Jessica dropped her hands to her lap. “There’s no one to help us. If someone gets hurt, we’re on our own. If the house catches fire, we’re on our own.” Her voice became louder with each sentence. “If someone wants to hurt us, Matt…” Her eyes were bracketed with terror. “We’ll be on our own.”

Knowing they had no one to turn to in a true emergency made Matt feel cut off. And after what had happened with Jack, he was wary to reach out to his neighbors.

Suddenly it didn’t seem so crazy to teach his fourteen-year-old son how to use a handgun.

“What are we going to do?” Jessica asked as her hands twisted together in her lap. “I mean, what if Jack comes back with a gun and forces his way inside?”

“That’s not going to happen.”

“You don’t know that.”

His shoulders slumped. “No. I don’t.” Then he straightened in his seat. “But you don’t know that he will, so let’s not assume the worst.”

She sighed. “Fine.”

When they finished speaking, Matt stood, prepared to discuss gun safety with his family.

“Are you ready?” Jessica asked as she stood beside him.

He nodded, not liking that he was being forced to teach his fourteen-year-old son and sixteen-year-old daughter how to use a gun in self-defense.
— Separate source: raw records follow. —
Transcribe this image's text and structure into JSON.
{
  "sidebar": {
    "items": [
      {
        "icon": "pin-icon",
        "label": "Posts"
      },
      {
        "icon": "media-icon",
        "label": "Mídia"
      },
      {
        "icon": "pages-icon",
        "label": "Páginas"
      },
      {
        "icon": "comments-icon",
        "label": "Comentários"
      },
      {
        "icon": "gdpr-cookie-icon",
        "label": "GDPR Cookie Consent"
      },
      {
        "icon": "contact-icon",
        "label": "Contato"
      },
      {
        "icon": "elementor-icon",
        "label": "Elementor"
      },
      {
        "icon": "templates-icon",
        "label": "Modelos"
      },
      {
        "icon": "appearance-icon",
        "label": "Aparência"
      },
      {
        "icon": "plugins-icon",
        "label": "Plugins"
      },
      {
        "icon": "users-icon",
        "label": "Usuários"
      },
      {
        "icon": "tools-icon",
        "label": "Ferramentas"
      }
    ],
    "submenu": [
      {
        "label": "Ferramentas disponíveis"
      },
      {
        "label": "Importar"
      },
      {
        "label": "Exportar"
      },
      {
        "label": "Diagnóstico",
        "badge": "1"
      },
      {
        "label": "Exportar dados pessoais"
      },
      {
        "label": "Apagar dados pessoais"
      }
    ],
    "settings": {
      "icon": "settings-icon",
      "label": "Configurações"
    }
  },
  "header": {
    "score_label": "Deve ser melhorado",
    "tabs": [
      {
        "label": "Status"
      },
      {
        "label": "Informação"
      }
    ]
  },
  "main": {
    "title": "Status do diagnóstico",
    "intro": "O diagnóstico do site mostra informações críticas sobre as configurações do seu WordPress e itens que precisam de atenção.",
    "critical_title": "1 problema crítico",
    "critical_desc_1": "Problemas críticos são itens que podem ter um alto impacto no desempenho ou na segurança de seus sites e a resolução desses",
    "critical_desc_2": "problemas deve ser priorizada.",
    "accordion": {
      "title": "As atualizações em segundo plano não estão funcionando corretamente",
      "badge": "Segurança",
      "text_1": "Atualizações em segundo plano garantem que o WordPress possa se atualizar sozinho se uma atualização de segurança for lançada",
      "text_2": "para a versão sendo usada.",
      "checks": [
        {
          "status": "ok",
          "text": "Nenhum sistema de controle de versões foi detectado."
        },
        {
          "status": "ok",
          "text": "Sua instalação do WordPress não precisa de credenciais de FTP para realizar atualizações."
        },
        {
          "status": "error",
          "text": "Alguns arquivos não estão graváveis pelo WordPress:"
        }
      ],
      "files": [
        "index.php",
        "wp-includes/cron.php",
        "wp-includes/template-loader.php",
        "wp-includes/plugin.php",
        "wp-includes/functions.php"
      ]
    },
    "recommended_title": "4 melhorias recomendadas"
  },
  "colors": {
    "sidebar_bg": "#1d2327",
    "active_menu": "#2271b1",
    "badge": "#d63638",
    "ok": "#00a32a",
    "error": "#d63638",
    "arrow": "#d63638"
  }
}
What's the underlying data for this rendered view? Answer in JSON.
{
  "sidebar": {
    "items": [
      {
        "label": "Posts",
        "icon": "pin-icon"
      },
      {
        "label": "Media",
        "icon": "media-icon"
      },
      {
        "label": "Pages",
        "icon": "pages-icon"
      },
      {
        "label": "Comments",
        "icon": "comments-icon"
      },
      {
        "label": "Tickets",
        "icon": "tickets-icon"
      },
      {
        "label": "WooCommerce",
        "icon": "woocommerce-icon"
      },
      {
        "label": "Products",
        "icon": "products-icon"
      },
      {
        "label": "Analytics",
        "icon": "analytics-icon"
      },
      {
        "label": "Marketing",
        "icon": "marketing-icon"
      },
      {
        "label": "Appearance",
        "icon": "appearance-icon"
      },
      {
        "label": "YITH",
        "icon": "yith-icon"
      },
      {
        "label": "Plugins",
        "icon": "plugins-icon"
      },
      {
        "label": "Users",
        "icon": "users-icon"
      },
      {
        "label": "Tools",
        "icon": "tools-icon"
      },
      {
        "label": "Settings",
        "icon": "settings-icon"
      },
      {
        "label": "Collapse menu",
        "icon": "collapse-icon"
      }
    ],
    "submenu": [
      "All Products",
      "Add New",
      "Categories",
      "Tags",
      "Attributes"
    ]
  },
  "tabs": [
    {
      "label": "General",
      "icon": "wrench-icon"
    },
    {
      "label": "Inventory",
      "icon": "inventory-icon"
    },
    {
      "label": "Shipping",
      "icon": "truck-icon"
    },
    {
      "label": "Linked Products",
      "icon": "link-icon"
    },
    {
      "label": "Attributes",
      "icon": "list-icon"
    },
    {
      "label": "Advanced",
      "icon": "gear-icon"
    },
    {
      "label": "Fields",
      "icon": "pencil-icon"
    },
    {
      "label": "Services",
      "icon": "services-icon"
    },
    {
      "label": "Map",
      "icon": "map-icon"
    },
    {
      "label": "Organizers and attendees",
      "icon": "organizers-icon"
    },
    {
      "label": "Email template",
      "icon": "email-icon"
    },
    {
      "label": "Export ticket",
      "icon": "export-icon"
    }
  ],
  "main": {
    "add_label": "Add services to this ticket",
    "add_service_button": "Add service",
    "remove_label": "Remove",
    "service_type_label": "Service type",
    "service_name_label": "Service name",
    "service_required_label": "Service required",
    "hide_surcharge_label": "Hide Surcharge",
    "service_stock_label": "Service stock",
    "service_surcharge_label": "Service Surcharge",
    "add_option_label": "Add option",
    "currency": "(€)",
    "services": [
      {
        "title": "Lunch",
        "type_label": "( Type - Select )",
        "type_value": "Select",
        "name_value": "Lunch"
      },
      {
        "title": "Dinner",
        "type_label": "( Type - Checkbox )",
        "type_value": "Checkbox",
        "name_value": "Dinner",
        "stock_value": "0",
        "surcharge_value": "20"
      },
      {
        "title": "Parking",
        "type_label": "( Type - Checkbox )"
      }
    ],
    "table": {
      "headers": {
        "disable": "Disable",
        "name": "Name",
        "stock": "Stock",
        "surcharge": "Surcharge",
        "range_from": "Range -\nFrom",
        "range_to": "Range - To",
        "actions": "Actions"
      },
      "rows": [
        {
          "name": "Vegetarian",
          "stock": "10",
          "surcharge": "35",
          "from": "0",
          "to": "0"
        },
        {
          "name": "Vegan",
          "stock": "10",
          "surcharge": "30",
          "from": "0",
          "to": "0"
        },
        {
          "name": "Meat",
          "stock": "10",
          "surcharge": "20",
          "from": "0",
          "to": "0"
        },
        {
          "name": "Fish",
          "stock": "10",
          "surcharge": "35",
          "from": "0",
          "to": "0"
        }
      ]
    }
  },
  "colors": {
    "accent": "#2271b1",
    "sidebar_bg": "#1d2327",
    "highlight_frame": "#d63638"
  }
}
Against neighbors.

“Yeah,” he murmured.

Side by side, he and Jessica walked into the family room, but when they crossed the threshold, they found Kayla and Dylan sitting on the couch in the family room with Kayla holding the remote and frantically changing channels.

“What’s going on?” Matt asked.

Kayla turned and looked at him, her eyes wide. “None of the news channels are on.”

“What?” He held out his hand and she gave him the remote. He went to their favorite local channel, but it was showing a sitcom. “That’s weird.” For the last two days, it seemed as if the only thing all the news channels were broadcasting was information about the bird flu. “Maybe people were tired of hearing about the flu.”

Then he went to Fox News. Vertical colored bars covered the screen. They were off the air.

Stunned to see something he’d never expected to see on a twenty-four hour news station, he felt his mouth fall open as he turned to Jessica, who looked just as shocked as he felt.

“It’s the beginning of the end, isn’t it?” she whispered.

He didn’t want to acknowledge it, but he couldn’t deny the obvious. “Yeah.”